RMSE: 10.504373377842208


## Linear Regression Evaluation Metrics

Let's check out a few different evaluation metrics applicable to regression models:

Mean Absolute Error - Average of the error between the true value and predicted value. For example, if you're trying to predict housing price, MAE allows you to state that 'on average your model is off by $100,000 on average per house'.

Mean Squared Error - Instead of taking the absolute error value, the errors are now squared. If you have a large difference between your predicted value and your true value, that difference becomes even more prominent when you square it. This makes it easier to notice when your model is off by a significantly large margin.
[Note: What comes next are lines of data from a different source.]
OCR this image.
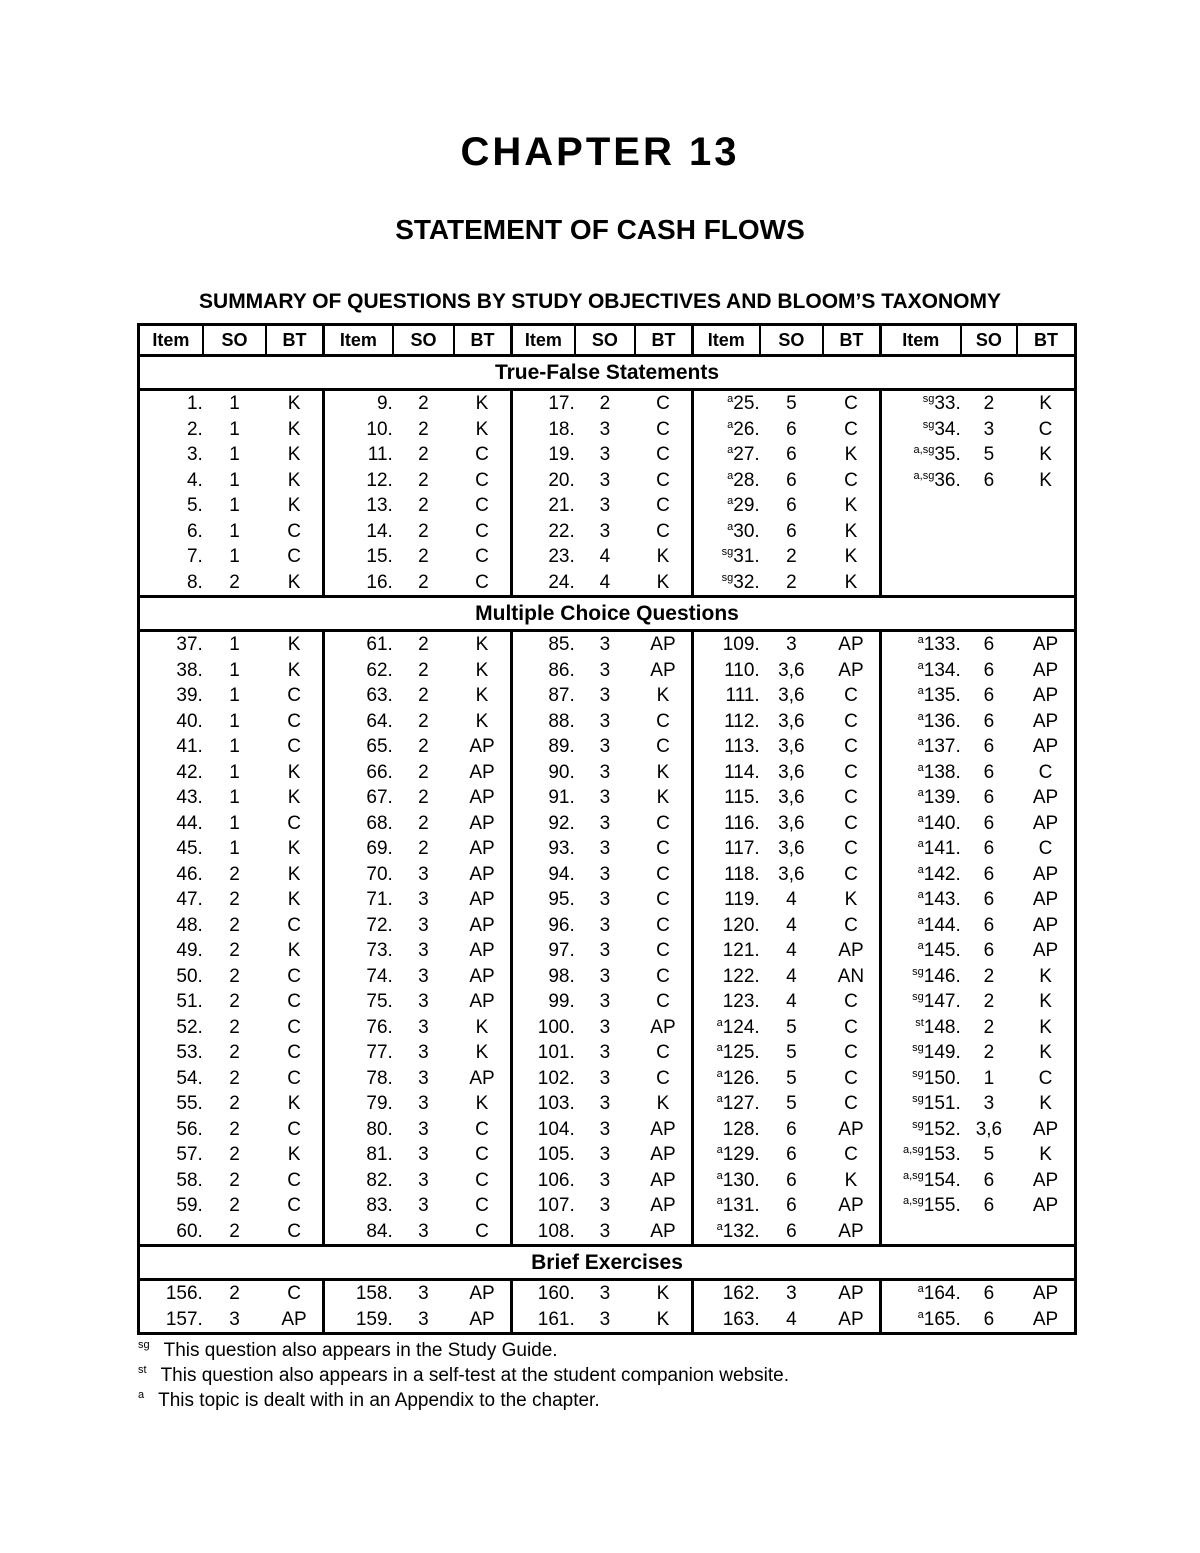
CHAPTER 13
STATEMENT OF CASH FLOWS
SUMMARY OF QUESTIONS BY STUDY OBJECTIVES AND BLOOM’S TAXONOMY
Item	SO	BT	Item	SO	BT	Item	SO	BT	Item	SO	BT	Item	SO	BT
True-False Statements														
1.	1	K	9.	2	K	17.	2	C	$^a$25.	5	C	$^{sg}$33.	2	K
2.	1	K	10.	2	K	18.	3	C	$^a$26.	6	C	$^{sg}$34.	3	C
3.	1	K	11.	2	C	19.	3	C	$^a$27.	6	K	$^{a,sg}$35.	5	K
4.	1	K	12.	2	C	20.	3	C	$^a$28.	6	C	$^{a,sg}$36.	6	K
5.	1	K	13.	2	C	21.	3	C	$^a$29.	6	K			
6.	1	C	14.	2	C	22.	3	C	$^a$30.	6	K			
7.	1	C	15.	2	C	23.	4	K	$^{sg}$31.	2	K			
8.	2	K	16.	2	C	24.	4	K	$^{sg}$32.	2	K			
Multiple Choice Questions														
37.	1	K	61.	2	K	85.	3	AP	109.	3	AP	$^a$133.	6	AP
38.	1	K	62.	2	K	86.	3	AP	110.	3,6	AP	$^a$134.	6	AP
39.	1	C	63.	2	K	87.	3	K	111.	3,6	C	$^a$135.	6	AP
40.	1	C	64.	2	K	88.	3	C	112.	3,6	C	$^a$136.	6	AP
41.	1	C	65.	2	AP	89.	3	C	113.	3,6	C	$^a$137.	6	AP
42.	1	K	66.	2	AP	90.	3	K	114.	3,6	C	$^a$138.	6	C
43.	1	K	67.	2	AP	91.	3	K	115.	3,6	C	$^a$139.	6	AP
44.	1	C	68.	2	AP	92.	3	C	116.	3,6	C	$^a$140.	6	AP
45.	1	K	69.	2	AP	93.	3	C	117.	3,6	C	$^a$141.	6	C
46.	2	K	70.	3	AP	94.	3	C	118.	3,6	C	$^a$142.	6	AP
47.	2	K	71.	3	AP	95.	3	C	119.	4	K	$^a$143.	6	AP
48.	2	C	72.	3	AP	96.	3	C	120.	4	C	$^a$144.	6	AP
49.	2	K	73.	3	AP	97.	3	C	121.	4	AP	$^a$145.	6	AP
50.	2	C	74.	3	AP	98.	3	C	122.	4	AN	$^{sg}$146.	2	K
51.	2	C	75.	3	AP	99.	3	C	123.	4	C	$^{sg}$147.	2	K
52.	2	C	76.	3	K	100.	3	AP	$^a$124.	5	C	$^{st}$148.	2	K
53.	2	C	77.	3	K	101.	3	C	$^a$125.	5	C	$^{sg}$149.	2	K
54.	2	C	78.	3	AP	102.	3	C	$^a$126.	5	C	$^{sg}$150.	1	C
55.	2	K	79.	3	K	103.	3	K	$^a$127.	5	C	$^{sg}$151.	3	K
56.	2	C	80.	3	C	104.	3	AP	128.	6	AP	$^{sg}$152.	3,6	AP
57.	2	K	81.	3	C	105.	3	AP	$^a$129.	6	C	$^{a,sg}$153.	5	K
58.	2	C	82.	3	C	106.	3	AP	$^a$130.	6	K	$^{a,sg}$154.	6	AP
59.	2	C	83.	3	C	107.	3	AP	$^a$131.	6	AP	$^{a,sg}$155.	6	AP
60.	2	C	84.	3	C	108.	3	AP	$^a$132.	6	AP			
Brief Exercises														
156.	2	C	158.	3	AP	160.	3	K	162.	3	AP	$^a$164.	6	AP
157.	3	AP	159.	3	AP	161.	3	K	163.	4	AP	$^a$165.	6	AP
$^{sg}$ This question also appears in the Study Guide.
$^{st}$ This question also appears in a self-test at the student companion website.
$^a$ This topic is dealt with in an Appendix to the chapter.
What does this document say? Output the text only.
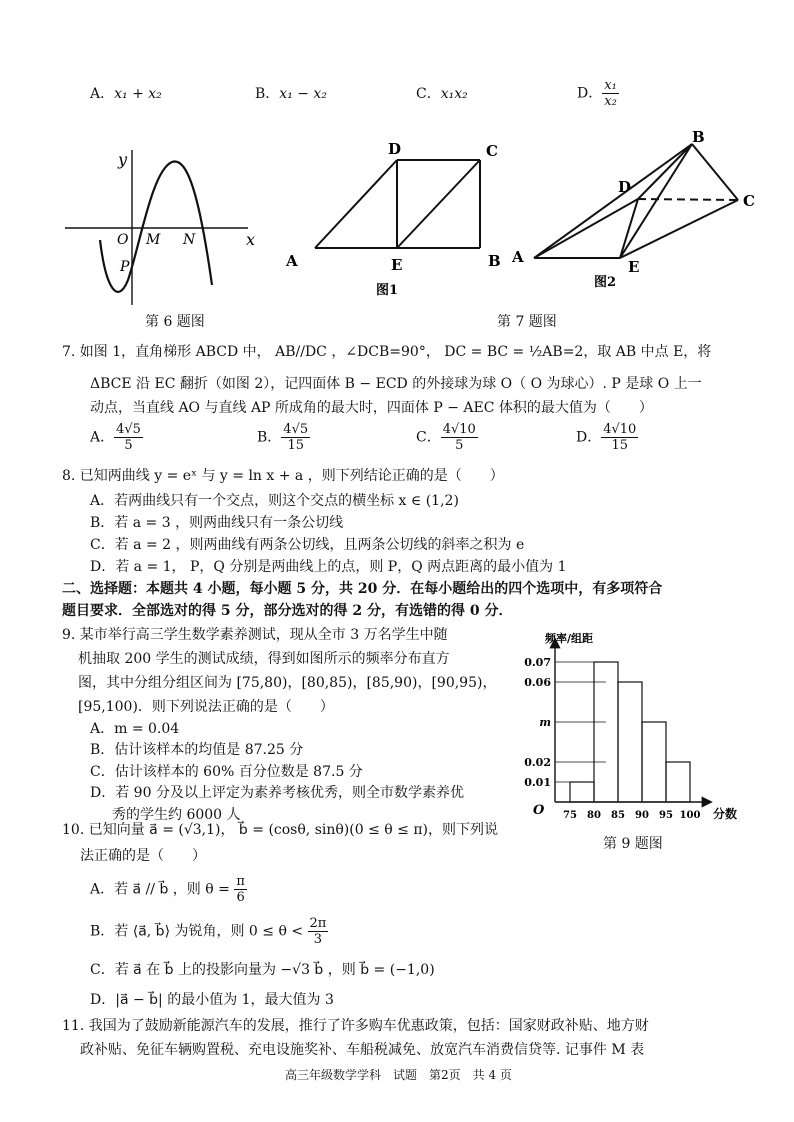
A．x₁ + x₂	B．x₁ − x₂	C．x₁x₂	D． $\frac{\text{x₁}}{\text{x₂}}$
y
x
O M N
P
第 6 题图
A
D	C
E	B
图1
A
D
B
C
E
图2
第 7 题图
7. 如图 1，直角梯形 ABCD 中， AB//DC ，∠DCB=90°， DC = BC = ½AB=2，取 AB 中点 E，将
ΔBCE 沿 EC 翻折（如图 2），记四面体 B − ECD 的外接球为球 O（ O 为球心）. P 是球 O 上一
动点，当直线 AO 与直线 AP 所成角的最大时，四面体 P − AEC 体积的最大值为（　　）
A． $\frac{4√5}{5}$	B． $\frac{4√5}{15}$	C． $\frac{4√10}{5}$	D． $\frac{4√10}{15}$
8. 已知两曲线 y = eˣ 与 y = ln x + a ，则下列结论正确的是（　　）
A．若两曲线只有一个交点，则这个交点的横坐标 x ∈ (1,2)
B．若 a = 3 ，则两曲线只有一条公切线
C．若 a = 2 ，则两曲线有两条公切线，且两条公切线的斜率之积为 e
D．若 a = 1， P，Q 分别是两曲线上的点，则 P，Q 两点距离的最小值为 1
二、选择题：本题共 4 小题，每小题 5 分，共 20 分．在每小题给出的四个选项中，有多项符合
题目要求．全部选对的得 5 分，部分选对的得 2 分，有选错的得 0 分．
9. 某市举行高三学生数学素养测试，现从全市 3 万名学生中随
机抽取 200 学生的测试成绩，得到如图所示的频率分布直方
图，其中分组分组区间为 [75,80)，[80,85)，[85,90)，[90,95)，
[95,100)．则下列说法正确的是（　　）
A．m = 0.04
B．估计该样本的均值是 87.25 分
C．估计该样本的 60% 百分位数是 87.5 分
D．若 90 分及以上评定为素养考核优秀，则全市数学素养优
秀的学生约 6000 人
频率/组距
分数
O
0.07
0.06
m
0.02
0.01
75 80 85 90 95 100
第 9 题图
10. 已知向量 a⃗ = (√3,1)， b⃗ = (cosθ, sinθ)(0 ≤ θ ≤ π)，则下列说
法正确的是（　　）
A．若 a⃗ // b⃗ ，则 $\theta = \frac{\pi}{6}$
B．若 ⟨a⃗, b⃗⟩ 为锐角，则 $0 \le \theta < \frac{2\pi}{3}$
C．若 a⃗ 在 b⃗ 上的投影向量为 −√3 b⃗ ，则 b⃗ = (−1,0)
D．|a⃗ − b⃗| 的最小值为 1，最大值为 3
11. 我国为了鼓励新能源汽车的发展，推行了许多购车优惠政策，包括：国家财政补贴、地方财
政补贴、免征车辆购置税、充电设施奖补、车船税减免、放宽汽车消费信贷等. 记事件 M 表
高三年级数学学科　试题　第2页　共 4 页
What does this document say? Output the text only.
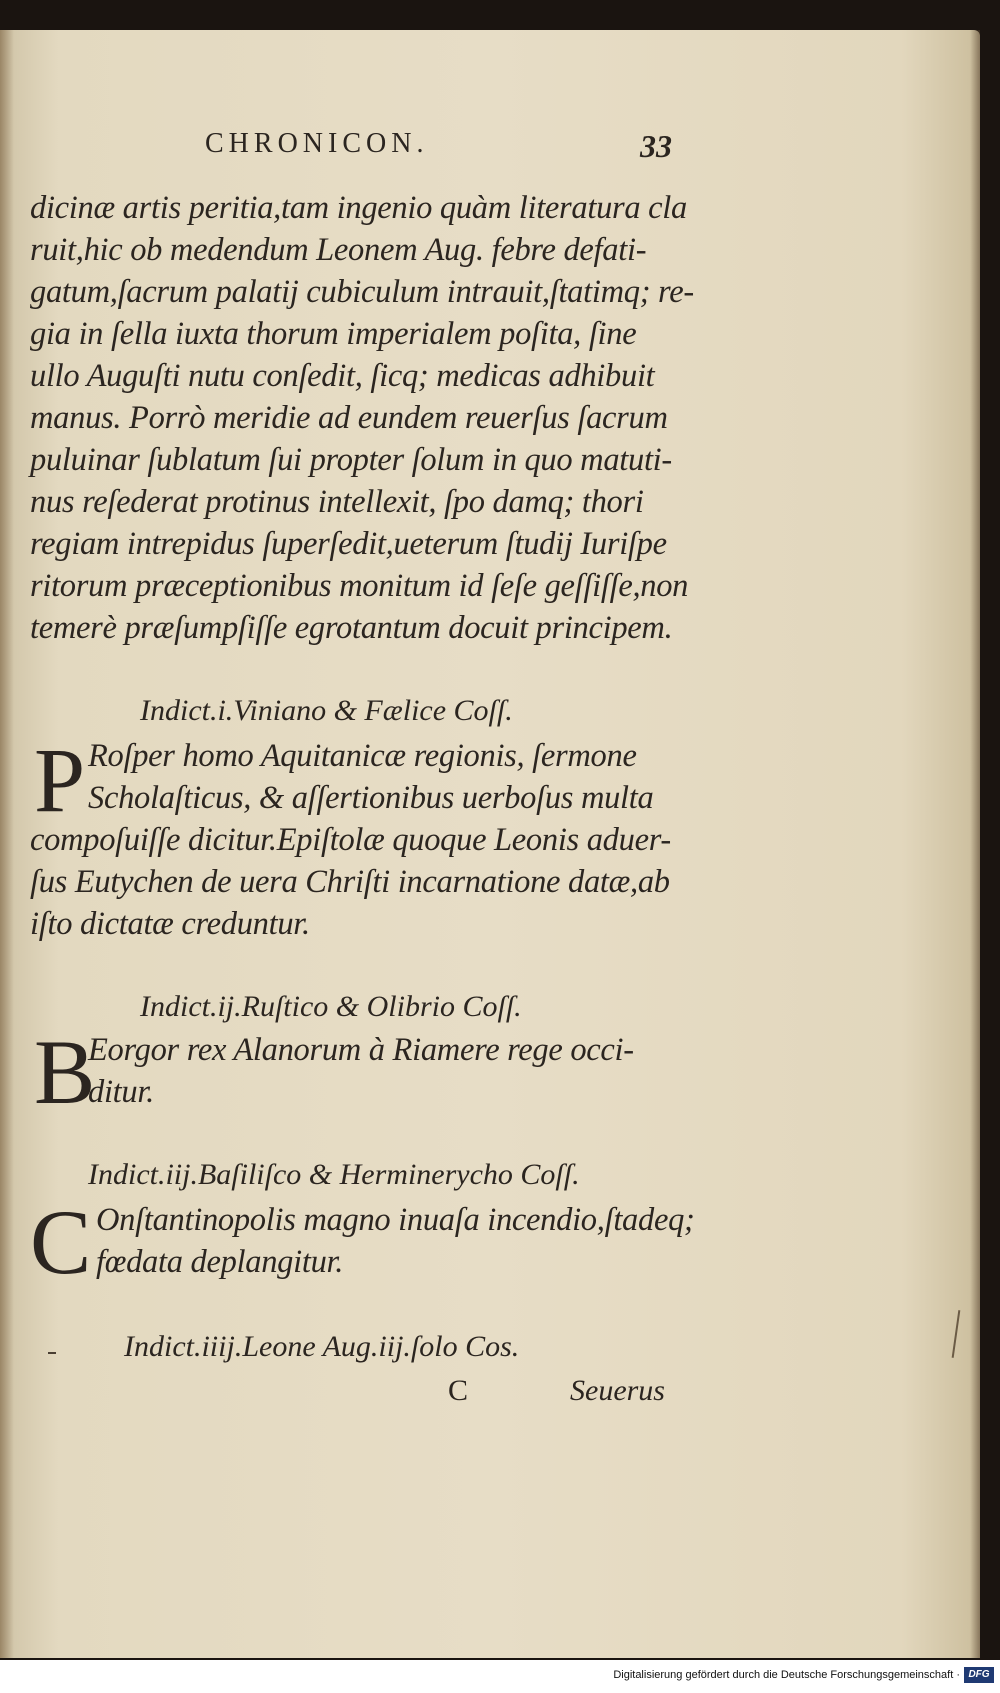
CHRONICON.	33
dicinæ artis peritia,tam ingenio quàm literatura cla
ruit,hic ob medendum Leonem Aug. febre defati-
gatum,ſacrum palatij cubiculum intrauit,ſtatimq; re-
gia in ſella iuxta thorum imperialem poſita, ſine
ullo Auguſti nutu conſedit, ſicq; medicas adhibuit
manus. Porrò meridie ad eundem reuerſus ſacrum
puluinar ſublatum ſui propter ſolum in quo matuti-
nus reſederat protinus intellexit, ſpo damq; thori
regiam intrepidus ſuperſedit,ueterum ſtudij Iuriſpe
ritorum præceptionibus monitum id ſeſe geſſiſſe,non
temerè præſumpſiſſe egrotantum docuit principem.
Indict.i.Viniano & Fælice Coſſ.
P Roſper homo Aquitanicæ regionis, ſermone
Scholaſticus, & aſſertionibus uerboſus multa
compoſuiſſe dicitur.Epiſtolæ quoque Leonis aduer-
ſus Eutychen de uera Chriſti incarnatione datæ,ab
iſto dictatæ creduntur.
Indict.ij.Ruſtico & Olibrio Coſſ.
B
Eorgor rex Alanorum à Riamere rege occi-
ditur.
Indict.iij.Baſiliſco & Herminerycho Coſſ.
C Onſtantinopolis magno inuaſa incendio,ſtadeq;
fœdata deplangitur.
Indict.iiij.Leone Aug.iij.ſolo Cos.
C	Seuerus
Digitalisierung gefördert durch die Deutsche Forschungsgemeinschaft · DFG
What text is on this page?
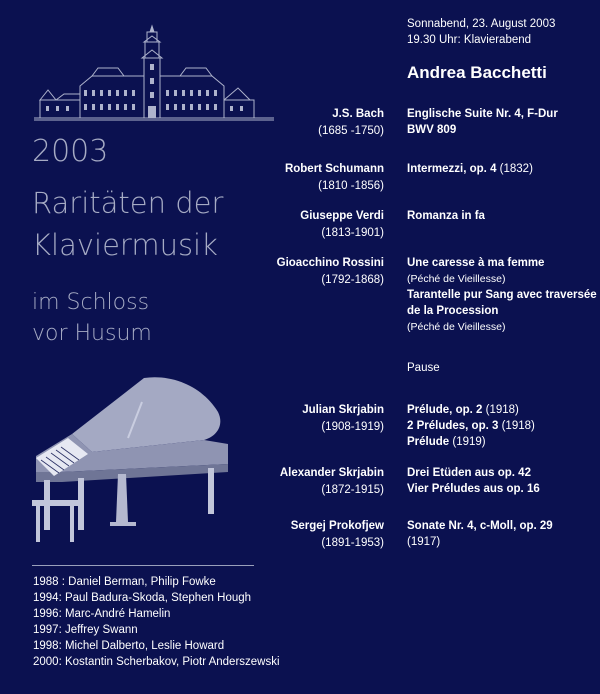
2003
Raritäten der
Klaviermusik
im Schloss
vor Husum
1988 : Daniel Berman, Philip Fowke
1994: Paul Badura-Skoda, Stephen Hough
1996: Marc-André Hamelin
1997: Jeffrey Swann
1998: Michel Dalberto, Leslie Howard
2000: Kostantin Scherbakov, Piotr Anderszewski
Sonnabend, 23. August 2003
19.30 Uhr: Klavierabend
Andrea Bacchetti
J.S. Bach
(1685 -1750)
Englische Suite Nr. 4, F-Dur
BWV 809
Robert Schumann
(1810 -1856)
Intermezzi, op. 4 (1832)
Giuseppe Verdi
(1813-1901)
Romanza in fa
Gioacchino Rossini
(1792-1868)
Une caresse à ma femme
(Péché de Vieillesse)
Tarantelle pur Sang avec traversée
de la Procession
(Péché de Vieillesse)
Pause
Julian Skrjabin
(1908-1919)
Prélude, op. 2 (1918)
2 Préludes, op. 3 (1918)
Prélude (1919)
Alexander Skrjabin
(1872-1915)
Drei Etüden aus op. 42
Vier Préludes aus op. 16
Sergej Prokofjew
(1891-1953)
Sonate Nr. 4, c-Moll, op. 29
(1917)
However, the problem with MSE is that the units are now different. Instead of a $100k housing price error, the error is now 100k squared.

Root Mean Absolute Error - So what do you do? Take the root of MSE (RMAE) to convert it back into the original unit. This retains the enhanced difference on significantly large errors as well maintains the appropriate unit. Because of this, this metric is the most popular. 

R2 (aka Coefficient of Determination) - This measures the amount of variance your model can explain (between 0 and 100%), but does not tell the entire story. It's not actually an evaluation metric, but more of a statistical measure of your model.